I took a SX-70 and then I put in a whole roll and I got ten... ten pictures of that and then he put a cigar in his mouth ... I think they were friends because Luciano brought him the best cigars in town. And actually the cigar was bigger than he was because he'd... he'd gotten very... very bent over. And he looked like he was always far out but uh... I think it was just because he was bent over... I had him smoke the cigar (A. Warhol, quoted in Ibid, p. 232).

Man Ray, born Emmanuel Radnitzky, had always intended to be an artist rather than a photographer, though it is for the latter that he remains best known. Perversely, the author of an article entitled "Photography is Not Art" was one of the most important figures in breaking down the barriers between the disciplines, be it in the Rayographs he created through a system of his own invention or the photographs of his great friend Marcel Duchamp's work The Bride Stripped Bare by Her Bachelors, Even. It was only logical, then, that Man Ray should have photographed Warhol almost as much as Warhol photographed Man Ray during their time together.

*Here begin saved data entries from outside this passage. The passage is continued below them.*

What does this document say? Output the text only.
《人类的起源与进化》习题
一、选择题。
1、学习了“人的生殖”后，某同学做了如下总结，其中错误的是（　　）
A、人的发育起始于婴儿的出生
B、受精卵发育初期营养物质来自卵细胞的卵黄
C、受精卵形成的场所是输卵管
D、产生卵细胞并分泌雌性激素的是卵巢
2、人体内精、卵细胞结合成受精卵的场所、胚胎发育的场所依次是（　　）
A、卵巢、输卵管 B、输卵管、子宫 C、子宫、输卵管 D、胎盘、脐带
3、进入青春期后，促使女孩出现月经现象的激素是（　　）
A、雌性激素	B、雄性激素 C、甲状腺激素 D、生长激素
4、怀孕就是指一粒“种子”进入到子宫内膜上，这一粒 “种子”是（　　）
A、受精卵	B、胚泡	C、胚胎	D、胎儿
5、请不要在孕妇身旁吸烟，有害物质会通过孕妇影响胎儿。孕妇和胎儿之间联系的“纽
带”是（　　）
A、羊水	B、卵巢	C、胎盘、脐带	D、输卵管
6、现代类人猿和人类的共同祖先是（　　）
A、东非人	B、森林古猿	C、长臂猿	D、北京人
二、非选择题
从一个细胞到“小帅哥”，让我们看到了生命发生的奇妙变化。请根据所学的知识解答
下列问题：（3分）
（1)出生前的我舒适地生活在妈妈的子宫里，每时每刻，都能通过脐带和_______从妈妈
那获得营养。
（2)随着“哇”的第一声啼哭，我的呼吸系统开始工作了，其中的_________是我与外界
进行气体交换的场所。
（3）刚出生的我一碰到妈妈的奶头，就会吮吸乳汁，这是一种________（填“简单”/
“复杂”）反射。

Warhol himself appears to have been inspired and influenced by Man Ray in various ways. For instance, Warhol owned one of Man Ray's paintings, which had pride of place in his home in New York; he was later photographed by Christopher Makos dressed as a woman, deliberately recalling Man Ray's portrait of Rrose Sélavy, the female alter ego of Marcel Duchamp. Warhol's Shadow series also echoed Man Ray's own works as well. And in terms of working methods, there were clear links between the two. When Man Ray's autobiography, Self Portrait, was published in 1963, it apparently had an influence on Warhol's approach to repetition and the mechanisation of the artistic process.